Structured extraction is the AI workflow that turns unstructured text — an invoice, a contract clause, an email thread — into a typed object that matches a strict schema. The model's output is no longer prose for a human to read; it's a record the next system in the pipeline can consume deterministically.

Extraction vs. generation.

Generation produces free text. Extraction produces a typed payload. The same base model handles both, but the prompt, the schema, and the validation layer are different. An extraction pipeline that drifts back into generation is the most common cause of structured-output regression — the model starts adding a polite preamble, the JSON parser fails, the downstream system breaks silently.

The extraction stack.

  • Schema definition. A typed contract (TypeScript interface, Zod schema, JSON Schema). Required vs. optional fields are explicit; field types are tight.
  • Prompted extraction. The model is given the source text, the schema, and a small number of canonical examples. Output goes through structured-output constraints (JSON mode, function-call schema).
  • Validation. The output is parsed against the schema. Validation failures trigger a single retry, then fail closed.
  • Confidence scoring. For each extracted field, a confidence (model-reported or judge-graded). Low-confidence extractions route to human review instead of straight to production.

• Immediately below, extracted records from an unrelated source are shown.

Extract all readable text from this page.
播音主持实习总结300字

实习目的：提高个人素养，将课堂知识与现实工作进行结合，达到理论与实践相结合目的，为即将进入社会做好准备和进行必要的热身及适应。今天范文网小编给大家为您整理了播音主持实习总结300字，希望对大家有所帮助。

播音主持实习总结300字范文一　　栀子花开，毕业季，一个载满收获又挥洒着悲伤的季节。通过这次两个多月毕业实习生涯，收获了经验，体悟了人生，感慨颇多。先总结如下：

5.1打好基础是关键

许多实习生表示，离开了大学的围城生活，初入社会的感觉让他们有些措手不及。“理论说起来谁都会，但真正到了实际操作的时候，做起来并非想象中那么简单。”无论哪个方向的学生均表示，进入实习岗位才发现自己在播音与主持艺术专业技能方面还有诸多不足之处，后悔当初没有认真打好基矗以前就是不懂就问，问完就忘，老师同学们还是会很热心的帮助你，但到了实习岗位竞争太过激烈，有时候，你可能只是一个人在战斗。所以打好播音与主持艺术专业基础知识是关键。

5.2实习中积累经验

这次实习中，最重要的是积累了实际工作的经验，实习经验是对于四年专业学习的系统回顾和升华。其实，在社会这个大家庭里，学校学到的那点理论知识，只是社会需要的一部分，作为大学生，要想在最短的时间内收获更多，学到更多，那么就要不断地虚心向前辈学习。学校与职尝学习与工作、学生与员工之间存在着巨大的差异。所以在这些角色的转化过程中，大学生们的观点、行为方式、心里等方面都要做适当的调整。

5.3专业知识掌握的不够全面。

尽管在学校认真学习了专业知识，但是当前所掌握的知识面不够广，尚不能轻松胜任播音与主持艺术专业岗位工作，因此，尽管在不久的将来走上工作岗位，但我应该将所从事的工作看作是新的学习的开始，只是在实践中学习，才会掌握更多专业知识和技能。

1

Versus document intelligence.

Structured extraction is the inner primitive; document intelligence is the pipeline that wraps it (ingest, classify, extract, validate, route). You can have structured extraction without document intelligence (a single endpoint that turns one email into one ticket), but you can't have document intelligence without structured extraction at its core.

Frequently asked.

What is structured extraction?
Structured extraction is the AI workflow that turns unstructured text into a typed object that matches a strict schema. Instead of free-form prose, the model produces a typed payload (JSON, function-call args) that the next system in the pipeline can consume deterministically.
How is structured extraction different from prompt engineering?
Prompt engineering is the general discipline of shaping model instructions. Structured extraction is the specific application where the output must conform to a schema. The prompt still matters, but the schema and the validation layer carry equal weight — the strictest schema is the most reliable extractor.
What happens when extraction fails?
Schema validation catches malformed outputs and triggers a single retry with a stricter instruction. If the retry also fails, the system fails closed — the downstream pipeline is not given a half-correct payload. Low-confidence successful extractions route to human review rather than straight to production.
When do we need structured extraction over a regular LLM call?
Whenever the output has to be consumed by another system rather than read by a human. CRM record creation, invoice processing, contract field extraction, ticket triage, anything where a downstream step depends on typed fields rather than prose.